Charles I. is rather too slight and delicate a play for great popularity; and in addition its politics are too aggressive. Whenever I think of it in its political aspect I am always reminded of a pregnant saying of Dion Boucicault—I mean Dion Boucicault the Elder, for the years have run fast—spoken in the beautiful Irish brogue which was partly natural and partly cultivated:

“The rayson why historical plays so seldom succeed is because a normal audience doesn’t go into the thayatre with its politics in its breeches pockets!”

This is really a philosophical truth, and the man who had then written or adapted over four hundred plays knew it. A great political situation may, like any other great existing force, form a milieu for dramatic action; making or increasing difficulties or abrogating or lessening them; or bringing unexpected danger or aid to the persons of the drama. But where the political situation is supposed to be lasting or eternally analogous, it is apt to create in the minds of an audience varying conditions of thought and sympathy. And where these all-powerful forces of an audience are opposed they become mutually destructive, being only united into that one form which makes for the destruction of the play.

One of the most notable things of Irving’s Charles I. was his extraordinary reproduction of Van Dyck’s pictures. The part in its scenic aspect might have been called “Van Dyck in action.” Each costume was an exact reproduction from one of the well-known paintings; and the reproduction of Charles’s face was a marvel. In this particular case he had a fine model, for Van Dyck painted the King in almost every possible way of dignity. To aid him in his work Edwin Long made for him a triptych of Van Dyck heads, and this used to rest before him on his dressing-table on those nights when he played Charles.

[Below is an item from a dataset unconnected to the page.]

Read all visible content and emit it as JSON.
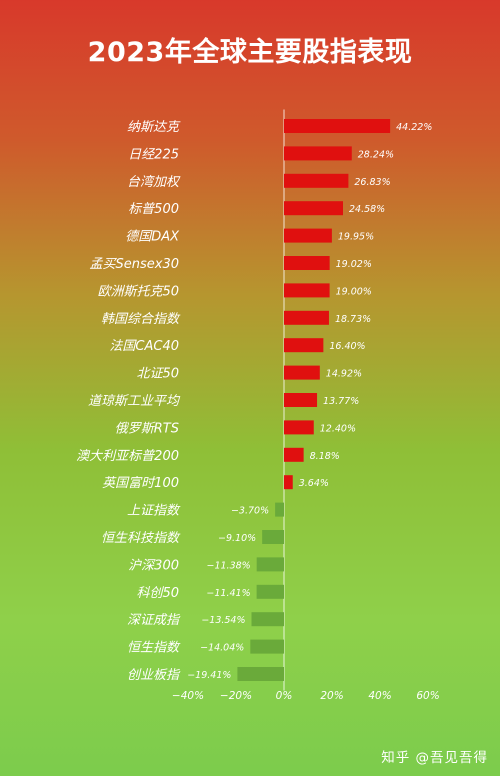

Irving was a painter of no mean degree with regard to his “make-up” of parts. He spared no pains on the work, and on nights when he played parts requiring careful preparations, such as Charles I., Shylock, Louis XI., Gregory Brewster (in Waterloo), King Lear, Richelieu and some few others he always came to his dressing-room nearly an hour earlier than at other times. It has often amazed me to see the physiognomy of Shylock gradually emerge from the actor’s own generous countenance. Though I have seen it done a hundred times I could never really understand how the lips thickened, with the red of the lower lip curling out and over after the manner of the typical Hebraic countenance; how the bridge of the nose under his painting—for he used no physical building up—rose into the Jewish aquiline; and, most wonderful of all, how the eyes became veiled and glassy with introspection—eyes which at times could and did flash lurid fire.

But there is for an outsider no understanding what strange effects stage make-up can produce. When my son, who is Irving’s godson, then about seven years old, came to see Faust I brought him round between the acts to see Mephistopheles in his dressing-room. The little chap was exceedingly pretty—like a cupid, and a quaint fancy struck the actor. Telling the boy to stand still for a moment he took his dark pencil and with a few rapid touches made him up after the manner of Mephistopheles; the same high-arched eyebrows; the same sneer at the corners of the mouth; the same pointed moustache. I think it was the strangest and prettiest transformation I ever saw. And I think the child thought so too, for he was simply entranced with delight.

Irving loved children, and I think he was as enchanted over the incident as was the child himself.